On Wednesday, she moved into Reeve Hall, the first new residence hall to be constructed on ISU’s campus in more than 40 years. Eight sororities will live in the complex, which consists of two buildings, each separated into four units for small-group housing.

The townhouse style housing is four stories high and centrally located on campus, near the Student Recreation Center, Cunningham Library and Hulman Memorial Student Union.

Rassel, the president of Alpha Omicron Pi sorority, is looking forward to a new year, her last at ISU, in new accommodations. “We have almost our entire sorority living here,” she said. She believes the new residence hall will help with recruiting.

“The rooms are bigger, the meeting spaces are bigger,” she said. Most sororities previously were housed in Lincoln Quad.

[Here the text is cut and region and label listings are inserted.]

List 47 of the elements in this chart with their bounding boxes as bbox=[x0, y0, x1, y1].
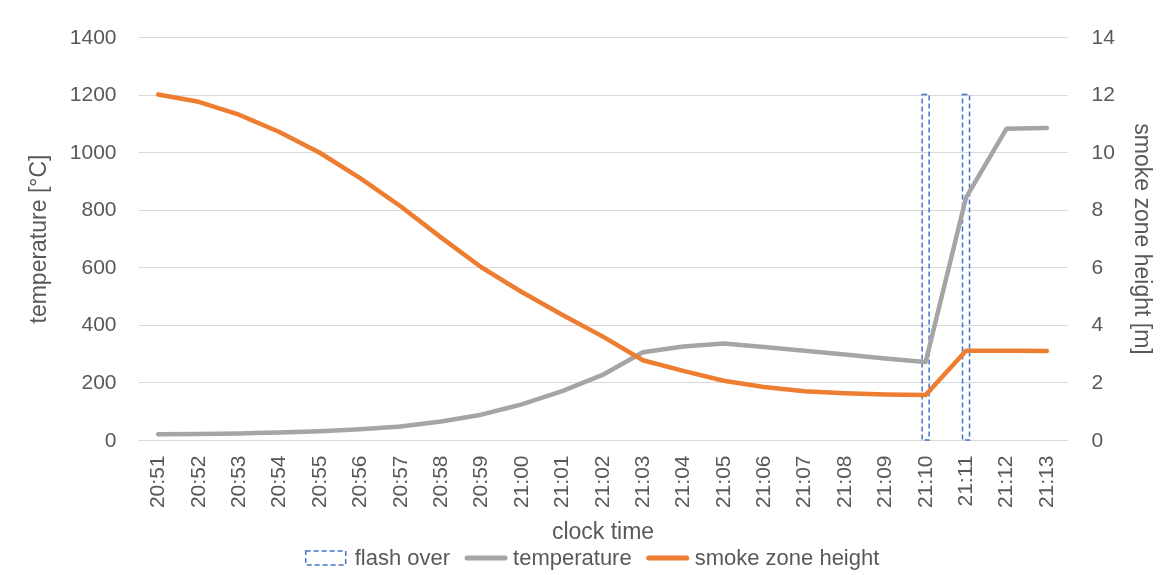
x-tick-label: 20:55 bbox=[306, 455, 330, 509]
y-tick-label: 400 bbox=[81, 312, 117, 336]
y2-tick-label: 4 bbox=[1091, 312, 1104, 336]
y2-tick-label: 14 bbox=[1091, 24, 1116, 48]
y2-tick-label: 2 bbox=[1091, 369, 1104, 393]
line-series bbox=[155, 125, 1050, 437]
x-tick-label: 21:06 bbox=[751, 455, 775, 509]
x-tick-label: 21:04 bbox=[670, 455, 694, 509]
legend-label: flash over bbox=[354, 545, 451, 570]
y-tick-label: 1200 bbox=[69, 82, 117, 106]
y-tick-label: 600 bbox=[81, 254, 117, 278]
x-tick-label: 21:10 bbox=[912, 455, 936, 509]
x-tick-label: 20:51 bbox=[145, 455, 169, 509]
x-tick-label: 21:12 bbox=[993, 455, 1017, 509]
y-tick-label: 800 bbox=[81, 197, 117, 221]
x-tick-label: 21:01 bbox=[549, 455, 573, 509]
x-tick-label: 20:56 bbox=[347, 455, 371, 509]
x-tick-label: 21:03 bbox=[629, 455, 653, 509]
x-tick-label: 21:09 bbox=[872, 455, 896, 509]
x-tick-label: 21:00 bbox=[508, 455, 532, 509]
y2-tick-label: 6 bbox=[1091, 254, 1104, 278]
x-tick-label: 20:57 bbox=[387, 455, 411, 509]
x-tick-label: 21:05 bbox=[710, 455, 734, 509]
y-tick-label: 0 bbox=[104, 427, 117, 451]
x-tick-label: 21:13 bbox=[1033, 455, 1057, 509]
x-tick-label: 20:59 bbox=[468, 455, 492, 509]
legend-label: temperature bbox=[513, 545, 632, 570]
y2-tick-label: 0 bbox=[1091, 427, 1104, 451]
y-tick-label: 1400 bbox=[69, 24, 117, 48]
x-tick-label: 21:08 bbox=[831, 455, 855, 509]
y-tick-label: 200 bbox=[81, 369, 117, 393]
y2-axis-title: smoke zone height [m] bbox=[1129, 123, 1156, 355]
x-axis-title: clock time bbox=[551, 518, 655, 545]
x-tick-label: 20:53 bbox=[225, 455, 249, 509]
line-series bbox=[155, 92, 1050, 398]
x-tick-label: 20:58 bbox=[427, 455, 451, 509]
legend-label: smoke zone height bbox=[694, 545, 880, 570]
x-tick-label: 21:11 bbox=[953, 455, 977, 507]
x-tick-label: 21:07 bbox=[791, 455, 815, 509]
y2-tick-label: 10 bbox=[1091, 139, 1115, 163]
y2-tick-label: 8 bbox=[1091, 197, 1104, 221]
x-tick-label: 20:54 bbox=[266, 455, 290, 509]
x-tick-label: 20:52 bbox=[185, 455, 209, 509]
y2-tick-label: 12 bbox=[1091, 82, 1115, 106]
x-tick-label: 21:02 bbox=[589, 455, 613, 509]
y-axis-title: temperature [°C] bbox=[24, 154, 51, 324]
y-tick-label: 1000 bbox=[69, 139, 117, 163]
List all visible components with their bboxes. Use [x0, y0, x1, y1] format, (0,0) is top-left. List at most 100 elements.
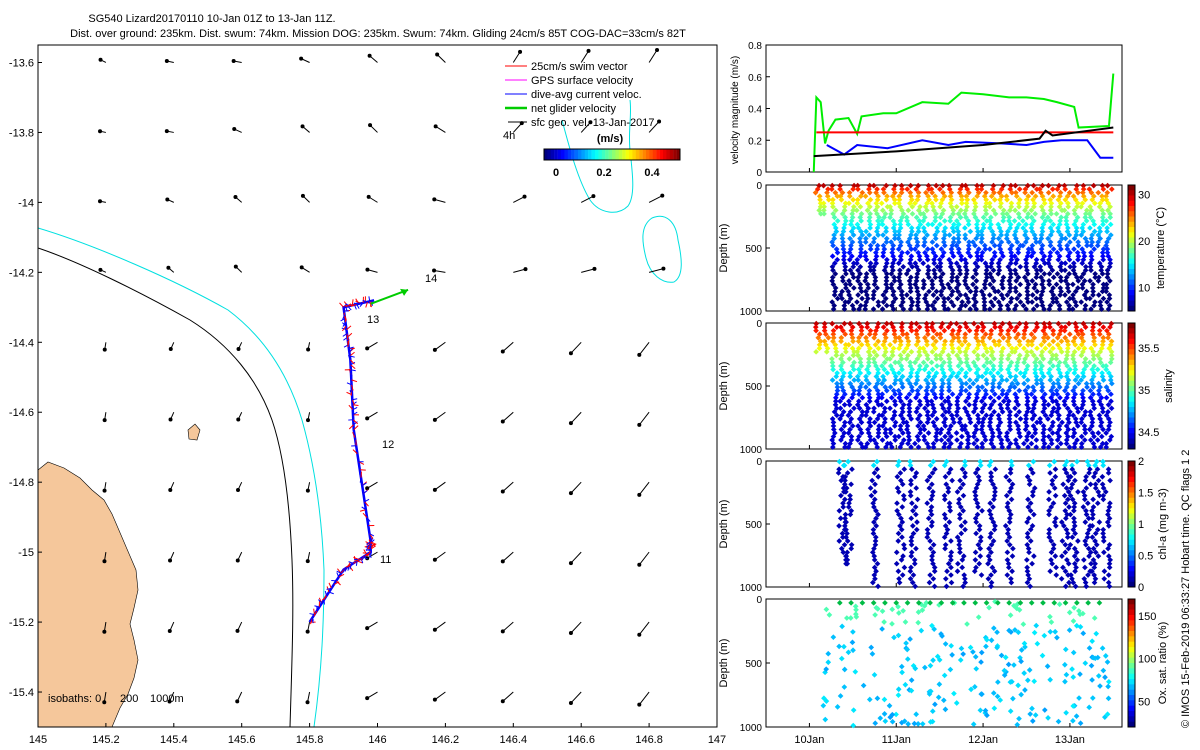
colorbar-cell	[612, 149, 616, 160]
temperature-point	[1100, 221, 1106, 228]
temperature-point	[1071, 235, 1078, 242]
chla-point	[977, 545, 984, 552]
oxygen-point	[1085, 600, 1091, 606]
temperature-point	[1023, 306, 1029, 312]
salinity-cbar-cell	[1128, 365, 1135, 371]
salinity-point	[891, 409, 898, 415]
salinity-cbar-cell	[1128, 380, 1135, 387]
salinity-point	[892, 391, 898, 398]
salinity-point	[942, 398, 948, 405]
temperature-point	[859, 295, 865, 302]
chla-point	[872, 575, 878, 582]
chla-point	[847, 492, 853, 499]
chla-point	[930, 541, 937, 548]
oxygen-point	[994, 629, 1000, 636]
salinity-point	[996, 341, 1002, 348]
salinity-point	[847, 320, 853, 327]
temperature-point	[1007, 225, 1013, 231]
chla-point	[894, 500, 900, 507]
chla-point	[1064, 530, 1071, 537]
salinity-point	[975, 419, 982, 426]
salinity-point	[989, 430, 996, 436]
geo-vector-head	[166, 265, 171, 270]
chla-point	[836, 458, 843, 465]
chla-point	[1105, 545, 1111, 552]
salinity-point	[1045, 334, 1051, 341]
oxygen-point	[886, 702, 893, 709]
salinity-point	[1025, 341, 1031, 348]
temperature-point	[928, 186, 935, 192]
temperature-point	[820, 200, 827, 207]
salinity-point	[1103, 430, 1109, 436]
colorbar-cell	[673, 149, 677, 160]
salinity-point	[875, 401, 882, 408]
temperature-point	[1000, 253, 1006, 260]
chla-point	[1094, 466, 1101, 473]
salinity-point	[838, 377, 845, 383]
chla-point	[870, 526, 877, 533]
chla-point	[924, 534, 931, 541]
salinity-point	[917, 363, 923, 369]
oxygen-point	[850, 707, 857, 713]
salinity-cbar-cell	[1128, 407, 1135, 413]
temperature-point	[1096, 225, 1103, 231]
salinity-point	[938, 384, 945, 390]
chla-cbar-cell	[1128, 508, 1135, 514]
temperature-point	[992, 211, 999, 217]
salinity-point	[891, 380, 898, 387]
salinity-point	[864, 324, 871, 330]
oxygen-cbar-cell	[1128, 652, 1135, 659]
temperature-point	[1053, 295, 1060, 302]
oxygen-point	[940, 697, 947, 704]
salinity-point	[933, 338, 939, 345]
temperature-point	[883, 182, 890, 189]
temperature-point	[938, 292, 945, 298]
chla-point	[1090, 545, 1097, 552]
temperature-point	[865, 285, 872, 291]
salinity-point	[979, 384, 986, 390]
temperature-point	[832, 207, 839, 214]
swim-vector	[338, 573, 345, 578]
salinity-point	[856, 405, 863, 412]
temperature-point	[1022, 232, 1028, 238]
salinity-point	[892, 359, 899, 366]
geo-vector	[366, 551, 378, 559]
temperature-point	[1055, 228, 1062, 235]
salinity-point	[858, 341, 865, 348]
temperature-point	[1000, 218, 1007, 224]
oxygen-point	[923, 599, 930, 606]
temperature-point	[1008, 253, 1015, 260]
chla-point	[1071, 515, 1077, 522]
chla-point	[954, 489, 961, 495]
salinity-point	[883, 320, 890, 327]
temperature-point	[1050, 221, 1057, 228]
salinity-point	[1058, 373, 1064, 380]
chla-point	[977, 553, 984, 559]
chla-point	[942, 575, 949, 582]
chla-point	[1106, 583, 1113, 590]
salinity-point	[962, 338, 968, 345]
temperature-point	[872, 256, 879, 263]
chla-point	[985, 575, 992, 582]
chla-point	[907, 568, 914, 575]
temperature-point	[915, 295, 921, 302]
geo-vector	[366, 481, 378, 489]
salinity-point	[932, 394, 939, 401]
chla-point	[958, 523, 965, 529]
temperature-point	[1012, 182, 1019, 189]
colorbar-cell	[635, 149, 640, 160]
geo-vector-head	[98, 57, 103, 62]
salinity-point	[1087, 387, 1094, 394]
temperature-point	[966, 239, 972, 245]
temperature-point	[880, 232, 886, 238]
salinity-point	[871, 405, 877, 412]
chla-point	[972, 470, 979, 476]
salinity-point	[1023, 320, 1029, 327]
temperature-point	[831, 260, 838, 267]
salinity-point	[866, 380, 872, 387]
geo-vector	[648, 121, 660, 133]
oxygen-point	[932, 701, 938, 708]
salinity-point	[945, 437, 952, 443]
temperature-point	[1044, 214, 1051, 221]
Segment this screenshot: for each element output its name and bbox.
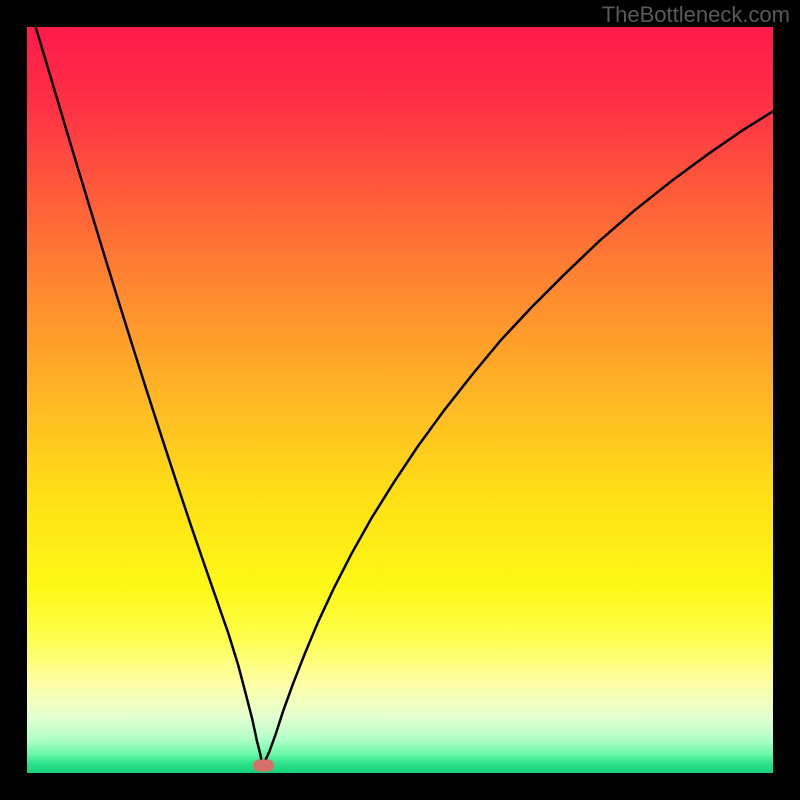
gradient-background — [27, 27, 773, 773]
watermark-text: TheBottleneck.com — [602, 2, 790, 28]
plot-area — [27, 27, 773, 773]
chart-svg — [27, 27, 773, 773]
vertex-marker — [253, 760, 274, 772]
chart-container: TheBottleneck.com — [0, 0, 800, 800]
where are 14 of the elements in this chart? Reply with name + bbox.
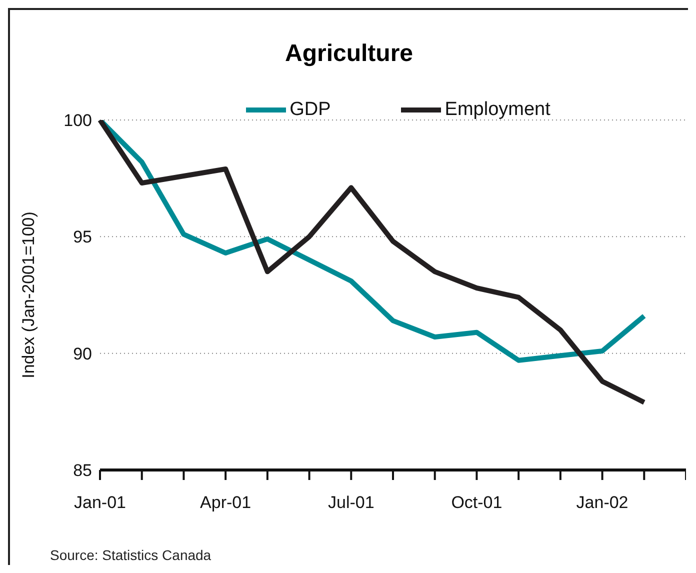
chart-title: Agriculture: [284, 40, 414, 68]
y-axis-title: Index (Jan-2001=100): [19, 212, 38, 378]
source-note: Source: Statistics Canada: [50, 547, 212, 563]
x-tick-label: Jan-01: [74, 493, 126, 512]
legend-label: GDP: [290, 99, 331, 120]
x-tick-label: Oct-01: [451, 493, 502, 512]
legend-label: Employment: [444, 99, 550, 120]
x-tick-label: Apr-01: [200, 493, 252, 512]
x-tick-label: Jan-02: [576, 493, 628, 512]
y-tick-label: 85: [73, 461, 92, 480]
y-tick-label: 95: [73, 228, 92, 247]
x-tick-label: Jul-01: [328, 493, 374, 512]
y-tick-label: 100: [64, 111, 92, 130]
y-tick-label: 90: [73, 344, 92, 364]
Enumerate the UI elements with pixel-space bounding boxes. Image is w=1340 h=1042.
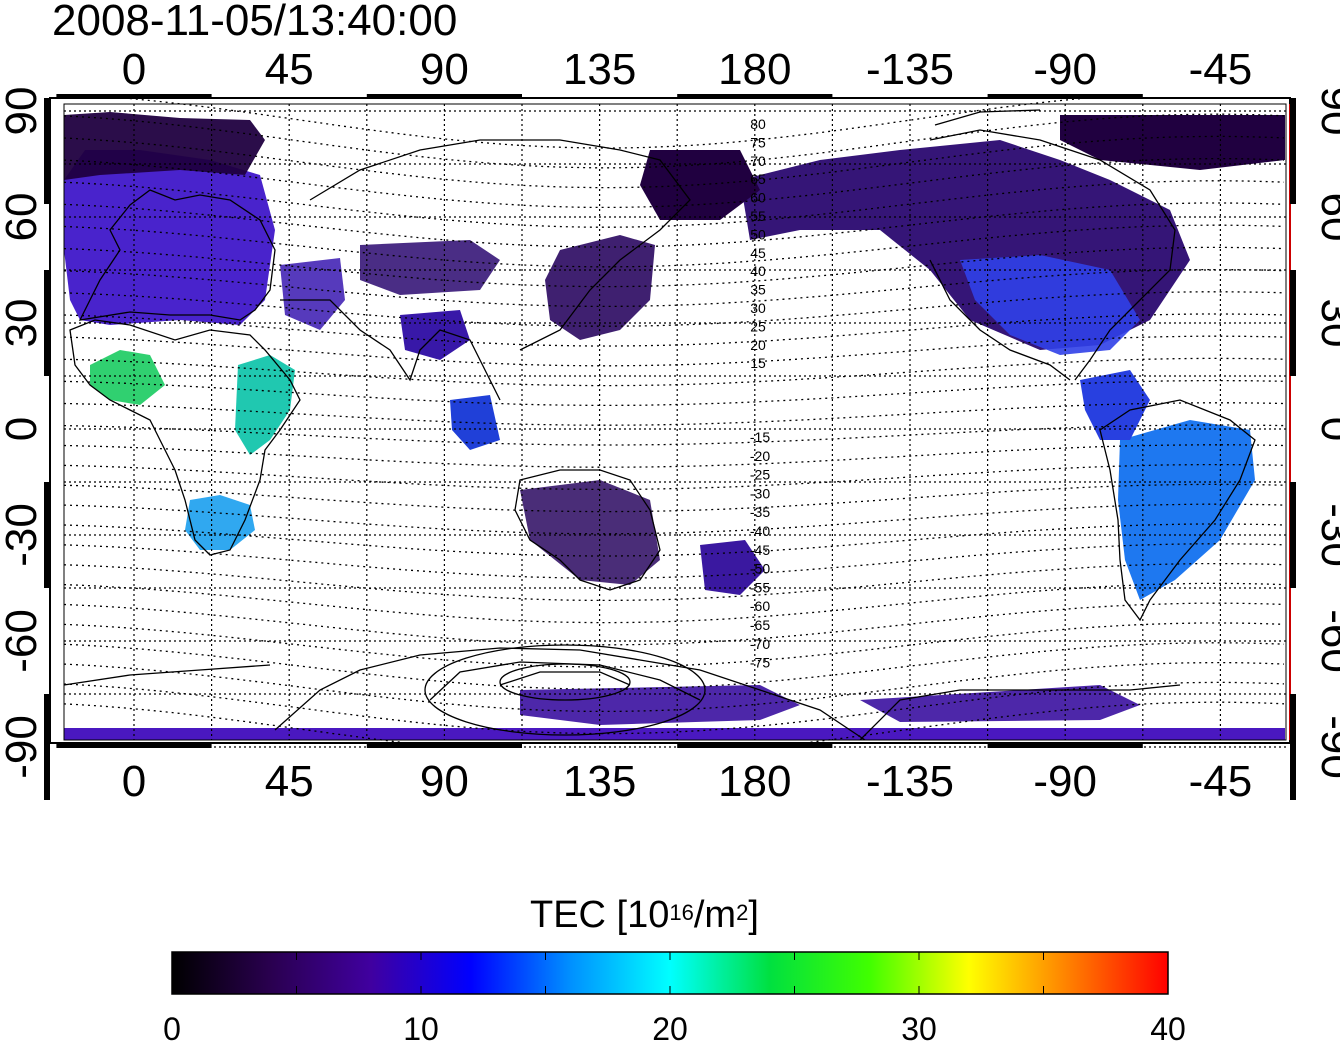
tec-patch-europe bbox=[64, 150, 275, 325]
tec-patch-antarctica bbox=[520, 685, 800, 725]
tec-data-layer bbox=[64, 112, 1285, 740]
right-axis-label: -30 bbox=[1312, 503, 1340, 567]
map-inner-frame bbox=[63, 103, 1287, 741]
tec-patch-china bbox=[360, 240, 500, 295]
left-axis-label: 60 bbox=[0, 193, 46, 242]
colorbar-label: TEC [1016/m2] bbox=[530, 894, 759, 936]
top-axis-label: -135 bbox=[866, 45, 954, 94]
top-axis-label: 45 bbox=[265, 45, 314, 94]
tec-patch-antarctica-edge bbox=[64, 728, 1285, 740]
bottom-axis-label: -135 bbox=[866, 757, 954, 806]
mlat-labels: 80 75 70 65 60 55 50 45 40 35 30 25 20 15 -15 -20 -25 -30… bbox=[750, 116, 770, 671]
right-axis-label: 0 bbox=[1312, 417, 1340, 441]
left-axis-label: 30 bbox=[0, 299, 46, 348]
mlat-label-north: 45 bbox=[750, 245, 766, 261]
map-title: 2008-11-05/13:40:00 bbox=[52, 0, 458, 45]
coastlines bbox=[63, 109, 1256, 741]
mlat-label-south: -20 bbox=[750, 448, 770, 464]
colorbar-tick-label: 0 bbox=[163, 1011, 181, 1042]
mlat-label-north: 15 bbox=[750, 355, 766, 371]
mlat-label-south: -35 bbox=[750, 504, 770, 520]
bottom-axis-label: -45 bbox=[1189, 757, 1253, 806]
bottom-axis-label: 180 bbox=[718, 757, 791, 806]
left-axis-labels: 90 60 30 0 -30 -60 -90 bbox=[0, 87, 46, 779]
bottom-axis-label: 135 bbox=[563, 757, 636, 806]
tec-patch-arctic-na bbox=[1060, 115, 1285, 170]
top-axis-labels: 0 45 90 135 180 -135 -90 -45 bbox=[122, 45, 1252, 94]
colorbar-ticks bbox=[171, 952, 1169, 994]
mlat-label-north: 65 bbox=[750, 171, 766, 187]
colorbar-tick-label: 30 bbox=[901, 1011, 937, 1042]
mlat-label-south: -50 bbox=[750, 561, 770, 577]
left-axis-label: -90 bbox=[0, 715, 46, 779]
tec-patch-indonesia bbox=[450, 395, 500, 450]
right-axis-label: 30 bbox=[1312, 299, 1340, 348]
right-axis-label: -60 bbox=[1312, 609, 1340, 673]
top-axis-label: -45 bbox=[1189, 45, 1253, 94]
colorbar-tick-label: 40 bbox=[1150, 1011, 1186, 1042]
mlat-label-north: 55 bbox=[750, 208, 766, 224]
top-axis-label: 135 bbox=[563, 45, 636, 94]
right-axis-label: 90 bbox=[1312, 87, 1340, 136]
colorbar-tick-label: 20 bbox=[652, 1011, 688, 1042]
tec-patch-arctic-europe bbox=[64, 112, 265, 180]
mlat-label-north: 35 bbox=[750, 282, 766, 298]
mlat-label-south: -75 bbox=[750, 655, 770, 671]
tec-patch-australia bbox=[520, 480, 660, 585]
mlat-label-south: -60 bbox=[750, 598, 770, 614]
right-axis-labels: 90 60 30 0 -30 -60 -90 bbox=[1312, 87, 1340, 779]
mlat-label-south: -65 bbox=[750, 617, 770, 633]
mlat-label-south: -30 bbox=[750, 485, 770, 501]
mlat-label-north: 80 bbox=[750, 116, 766, 132]
map-grid bbox=[64, 104, 1286, 748]
mlat-label-south: -25 bbox=[750, 467, 770, 483]
left-axis-label: 0 bbox=[0, 417, 46, 441]
mlat-label-south: -45 bbox=[750, 542, 770, 558]
mlat-label-south: -15 bbox=[750, 429, 770, 445]
mlat-label-north: 40 bbox=[750, 263, 766, 279]
top-axis-label: -90 bbox=[1033, 45, 1097, 94]
right-axis-label: -90 bbox=[1312, 715, 1340, 779]
tec-patch-africa-west bbox=[90, 350, 165, 405]
mlat-label-south: -40 bbox=[750, 523, 770, 539]
mlat-label-north: 20 bbox=[750, 337, 766, 353]
bottom-axis-label: 0 bbox=[122, 757, 146, 806]
bottom-axis-label: 45 bbox=[265, 757, 314, 806]
axis-bars bbox=[44, 94, 1296, 800]
tec-patch-central-america bbox=[1080, 370, 1150, 440]
left-axis-label: -30 bbox=[0, 503, 46, 567]
mlat-label-north: 30 bbox=[750, 300, 766, 316]
mlat-label-south: -55 bbox=[750, 579, 770, 595]
mlat-label-north: 60 bbox=[750, 190, 766, 206]
tec-patch-africa-east bbox=[235, 355, 295, 455]
mlat-label-north: 75 bbox=[750, 134, 766, 150]
tec-patch-south-africa bbox=[185, 495, 255, 550]
top-axis-label: 90 bbox=[420, 45, 469, 94]
mlat-label-south: -70 bbox=[750, 636, 770, 652]
left-axis-label: 90 bbox=[0, 87, 46, 136]
colorbar-tick-labels: 0 10 20 30 40 bbox=[163, 1011, 1186, 1042]
top-axis-label: 180 bbox=[718, 45, 791, 94]
mlat-label-north: 25 bbox=[750, 318, 766, 334]
bottom-axis-labels: 0 45 90 135 180 -135 -90 -45 bbox=[122, 757, 1252, 806]
magnetic-latitude-contours bbox=[63, 98, 1285, 743]
colorbar-tick-label: 10 bbox=[403, 1011, 439, 1042]
bottom-axis-label: -90 bbox=[1033, 757, 1097, 806]
right-axis-label: 60 bbox=[1312, 193, 1340, 242]
left-axis-label: -60 bbox=[0, 609, 46, 673]
tec-patch-south-america bbox=[1118, 420, 1255, 600]
bottom-axis-label: 90 bbox=[420, 757, 469, 806]
top-axis-label: 0 bbox=[122, 45, 146, 94]
tec-patch-nz bbox=[700, 540, 765, 595]
mlat-label-north: 50 bbox=[750, 226, 766, 242]
tec-patch-north-pacific bbox=[640, 150, 760, 220]
mlat-label-north: 70 bbox=[750, 153, 766, 169]
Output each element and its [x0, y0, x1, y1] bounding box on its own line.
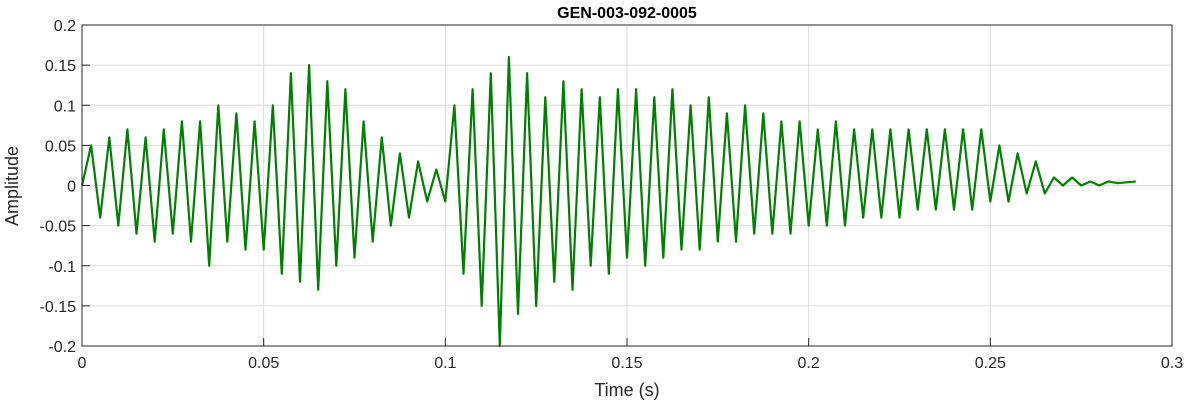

The new residential complex “is a symbol of our Greek community at ISU growing as a whole,” said Rassel, who is from Valparaiso, but whose parents are Terre Haute natives. Her grandfather, Herm Rassel, operated a downtown clothing store on Wabash Avenue.

Planning for the Reeve Hall complex, which contains 360 beds and 128,256 square feet of space, has been a collaborative effort between Residential Life and fraternity/sorority life, according to ISU President Dan Bradley.

“Our goal is to increase the participation in Greek life, and this new facility should help make that possible,” Bradley said.

A mix of double and single rooms — totaling 45 beds — is contained in each housing unit or pod.

The first floor of each four-story pod contains a kitchenette, laundry facility, TV/lounge area, office, presidential suite and multi-purpose meeting room or “chapter” room. Each building unit also has access to a terrace.

Reeve Hall is the first new residence hall construction on ISU’s campus since Lincoln Quad in 1969. It is being funded through a combination of housing reserves and the issuance of long-term debt; debt service is paid by the housing system.

The new housing is important for Greek life on campus, Rassel said. “It shows we’re stepping up as a community. … ISU is supporting us by making this new housing,” she said.

Megan Schumacher, a senior and Alpha Omicron Pi member, lives on the fourth floor of the sorority’s unit and has her own room and private bath. “It’s awesome,” she said. “We’re the first people to live here.”

Rassel lives on the ground floor in a “Presidential Suite,” a single room with private bath, and while it’s more costly, she applied for and received a scholarship through the sorority’s national headquarters that covers most of the costs.

Jessica Robinson, ISU associate director of residential life, said that the university conducted focus groups before building Reeve. Sorority members wanted to be housed together, but they also wanted a variety of rooms and a meeting space.

Housing options in Reeve include both double and single rooms with community bathrooms as well as double and single rooms with in-room bathrooms.